June 4, 2012 - Monday of the Ninth Week in Ordinary Time

2 Peter 1:2-7
Psalm 91:1-2, 14-16
Mark 12:1-12


For as much as Christians loved making lists of seven (the Seven Sacraments, the Seven Deadly Sins, the Seven Gifts of the Holy Spirit, etc.) that are passed down to us today, I am not aware of anyone ever using this list that St. Peter provides for us in the first reading today. It could be called the Seven Steps Beyond Faith.

He presumes that he is talking to people of faith, people who believe that Jesus is Lord. What more do they need? Well, to faith they need to add virtue. Virtue is the strength to do right that comes from doing what is right over and over.

Once someone has faith and virtue, what more do they need? They should add knowledge. Good holy reading, particularly of Scripture and the Catechism.

Once someone has faith, virtue, and knowledge, what more do they need?
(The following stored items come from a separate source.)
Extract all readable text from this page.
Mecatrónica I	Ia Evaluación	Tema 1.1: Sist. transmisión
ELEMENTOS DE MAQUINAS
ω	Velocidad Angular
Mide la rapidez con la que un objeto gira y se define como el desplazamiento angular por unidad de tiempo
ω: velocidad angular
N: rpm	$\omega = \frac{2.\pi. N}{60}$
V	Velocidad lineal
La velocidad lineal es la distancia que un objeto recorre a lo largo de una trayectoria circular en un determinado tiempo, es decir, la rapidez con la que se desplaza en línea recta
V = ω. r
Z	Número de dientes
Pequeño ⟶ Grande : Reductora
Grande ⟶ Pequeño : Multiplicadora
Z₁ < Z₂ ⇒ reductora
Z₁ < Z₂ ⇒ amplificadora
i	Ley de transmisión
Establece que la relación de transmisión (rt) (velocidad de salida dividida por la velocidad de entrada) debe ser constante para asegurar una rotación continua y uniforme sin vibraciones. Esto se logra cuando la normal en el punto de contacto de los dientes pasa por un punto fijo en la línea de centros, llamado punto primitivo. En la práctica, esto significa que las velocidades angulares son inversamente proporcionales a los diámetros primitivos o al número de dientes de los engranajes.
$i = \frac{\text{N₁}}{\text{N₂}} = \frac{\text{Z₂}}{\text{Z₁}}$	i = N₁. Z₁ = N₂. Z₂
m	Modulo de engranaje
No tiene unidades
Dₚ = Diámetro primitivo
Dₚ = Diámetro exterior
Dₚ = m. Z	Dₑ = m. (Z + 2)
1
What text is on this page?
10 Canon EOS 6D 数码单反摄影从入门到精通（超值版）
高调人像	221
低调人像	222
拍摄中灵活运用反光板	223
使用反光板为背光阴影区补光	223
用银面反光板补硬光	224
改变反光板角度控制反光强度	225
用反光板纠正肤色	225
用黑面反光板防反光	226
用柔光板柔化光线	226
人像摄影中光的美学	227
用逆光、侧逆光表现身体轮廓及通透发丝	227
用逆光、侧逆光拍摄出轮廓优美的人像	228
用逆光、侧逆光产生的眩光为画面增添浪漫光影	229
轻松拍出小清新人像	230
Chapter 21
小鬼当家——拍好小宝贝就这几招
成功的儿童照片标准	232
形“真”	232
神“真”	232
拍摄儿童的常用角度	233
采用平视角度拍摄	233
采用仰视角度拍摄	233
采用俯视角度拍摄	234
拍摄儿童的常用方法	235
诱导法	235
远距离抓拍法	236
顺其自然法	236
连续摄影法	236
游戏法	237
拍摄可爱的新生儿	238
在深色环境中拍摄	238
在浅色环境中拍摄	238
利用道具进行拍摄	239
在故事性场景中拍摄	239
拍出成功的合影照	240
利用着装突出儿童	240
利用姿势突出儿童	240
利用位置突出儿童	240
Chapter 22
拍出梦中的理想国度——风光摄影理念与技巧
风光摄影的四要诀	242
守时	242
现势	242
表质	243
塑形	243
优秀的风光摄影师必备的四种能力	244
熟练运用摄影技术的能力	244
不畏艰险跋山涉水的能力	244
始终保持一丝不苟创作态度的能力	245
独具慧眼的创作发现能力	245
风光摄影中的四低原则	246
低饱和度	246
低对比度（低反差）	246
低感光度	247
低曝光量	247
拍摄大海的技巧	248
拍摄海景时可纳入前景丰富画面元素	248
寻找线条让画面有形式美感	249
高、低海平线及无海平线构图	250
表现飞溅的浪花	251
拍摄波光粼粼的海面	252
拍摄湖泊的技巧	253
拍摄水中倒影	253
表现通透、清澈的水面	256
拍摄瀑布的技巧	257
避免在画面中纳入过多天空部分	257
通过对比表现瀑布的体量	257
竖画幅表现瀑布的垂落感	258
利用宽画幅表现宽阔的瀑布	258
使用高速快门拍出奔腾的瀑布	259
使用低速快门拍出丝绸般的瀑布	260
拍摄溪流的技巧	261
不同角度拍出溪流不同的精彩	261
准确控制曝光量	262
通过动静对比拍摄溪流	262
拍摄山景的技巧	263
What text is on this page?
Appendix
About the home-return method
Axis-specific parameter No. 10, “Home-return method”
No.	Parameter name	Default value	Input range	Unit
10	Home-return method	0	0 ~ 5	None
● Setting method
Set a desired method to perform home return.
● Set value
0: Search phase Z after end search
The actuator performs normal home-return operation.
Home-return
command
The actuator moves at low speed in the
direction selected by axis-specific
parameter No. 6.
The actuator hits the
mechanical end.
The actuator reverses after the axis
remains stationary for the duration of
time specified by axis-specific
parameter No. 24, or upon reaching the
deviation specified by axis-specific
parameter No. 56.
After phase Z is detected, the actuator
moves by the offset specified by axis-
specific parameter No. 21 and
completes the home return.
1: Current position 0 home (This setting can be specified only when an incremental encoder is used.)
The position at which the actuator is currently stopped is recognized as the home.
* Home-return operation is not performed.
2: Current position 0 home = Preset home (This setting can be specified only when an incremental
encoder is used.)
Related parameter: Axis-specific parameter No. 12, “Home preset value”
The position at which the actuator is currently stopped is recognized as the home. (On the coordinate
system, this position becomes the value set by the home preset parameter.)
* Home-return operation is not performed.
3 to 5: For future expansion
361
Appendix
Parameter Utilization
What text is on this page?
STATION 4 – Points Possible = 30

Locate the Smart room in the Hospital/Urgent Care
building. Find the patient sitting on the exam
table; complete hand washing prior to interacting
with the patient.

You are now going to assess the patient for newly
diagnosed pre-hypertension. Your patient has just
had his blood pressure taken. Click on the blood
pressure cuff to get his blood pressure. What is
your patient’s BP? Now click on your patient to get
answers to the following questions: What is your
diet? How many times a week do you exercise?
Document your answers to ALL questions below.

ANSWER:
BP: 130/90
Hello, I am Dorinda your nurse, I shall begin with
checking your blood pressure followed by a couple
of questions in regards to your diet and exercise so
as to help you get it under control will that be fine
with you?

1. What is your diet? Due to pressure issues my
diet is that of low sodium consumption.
They should add self-control. This is the perfection of virtue. With the strength of virtue and the guidance of knowledge, a person ought to take command of their own life, no longer doing things and then saying, “I do not know why I did that.”

Once someone has faith, virtue, knowledge, and self-control, what more do they need? They should add endurance. A person who has progressed this far will be persecuted as a servant of God, just as Jesus says in the Gospel today. Once we have control over ourselves, we must be ready to confront a hostile world. Not with violence to cause suffering, but with endurance to accept suffering.

Once someone has faith, virtue, knowledge, self-control, and endurance, what more do they need? They should add devotion. Devotion means kneeling down before the power and glory of Almighty God and acknowledging the truth about our place in the universe. If a person reaches this point of mastery over themselves, they might be in danger of pride, so they need the humility of devotion.

Once someone has faith, virtue, knowledge, self-control, endurance, and devotion, what more do they need? They should add brotherly love. The Christian life is not accomplished on my own, and it is not accomplished between me and God. If I do not love the brother whom I have seen, how can I love God whom I have not?

Once someone has faith, virtue, knowledge, self-control, endurance, devotion, and brotherly love, what more do they need? They should add perfect love. If I love those who love me, what is surprising about that? I must love my enemy. I must love those who cause the suffering that I am enduring. I must love with the love of God because I am loved by God.

So are these stages in the spiritual life or do we work on all of them at once? Yes. Both. We cannot delay love until we have mastered the earlier stages, but we will never really love someone else until we have gotten control of ourselves.